Office for Civil Rights to continue examining complaints from 'mass filers'
- The U.S. Department of Education’s Office for Civil Rights (OCR) announced last week that it plans to reverse a controversial March provision that encouraged investigators to dismiss multiple complaints from the same source, according to Education Week.
- In addition to reversing the contentious “mass-filers” recommendation, OCR has pledged to conduct investigations into complaints that were dismissed over the past nine months because of the change.
- In May, after OCR announced the change to its case-processing manual, the Council for Parent Advocates and Attorneys, the NAACP, and the National Federation of the Blind filed a complaint in federal district court saying the department's decision to ignore serial complainants ran counter to the department’s mission.

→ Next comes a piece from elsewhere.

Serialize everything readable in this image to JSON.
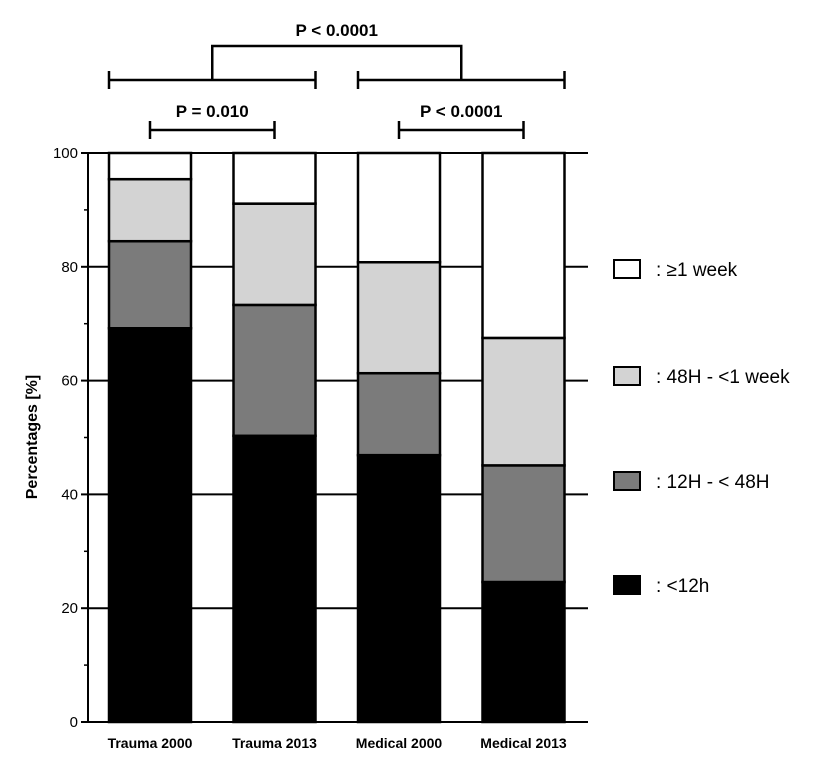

Over the past two years Marci Lipsitt, an education advocate in Michigan, has filed 2,400 complaints with OCR over websites belonging to educational organizations that either aren’t accessible to the blind or visually impaired, or can’t be used by those who are unable to operate a mouse. Under the March change, complaints by advocates like Lispitt would have gone ignored. This, according to civil rights advocates, was unacceptable as many “mass-filers” are often submitting complaints for others.
Last year, for example, over 12,000 complaints were submitted to OCR — nearly a quarter of them, however, came from three people, Elizabeth Hill, a spokesperson for the Education Department told Disability Scoop. Since the March revision, OCR has dismissed nearly 700 complaints filed by five people, Eve Hill, an attorney representing the three civil rights organizations that had filed the lawsuit, told Education Week.
While the reversal of this rule — and the agreement to now investigate cases that were dismissed — is being celebrated by civil rights advocates, Education Week points out that it doesn’t address all concerns within this community. Under the Obama administration, OCR instituted a practice where complaints were supposed to be assessed for evidence of systemic discrimination. The March revisions, however, encourage investigators to look for macro trends “only where it is appropriate to do so in light of the allegations or based on facts ascertained in the investigation.” There has been no effort to reassess that change.
The case-processing manual changes are just some of several alterations made by OCR, under Betsy DeVos, that have largely altered the policies under the Obama administration. In July, for example, DeVos’s education department shared that it was withdrawing several Obama-era guidance documents designed to help schools take race into account to make their campuses more diverse. Additionally the department announced this year that it planned to place a two-year delay on a 2016 policy that aimed to focus on students with disabilities. The rule would have gone into effect this school year. This summer ProPublica also found that the department ended over 1,200 civil rights investigations that started during the Obama administration due to insufficient evidence.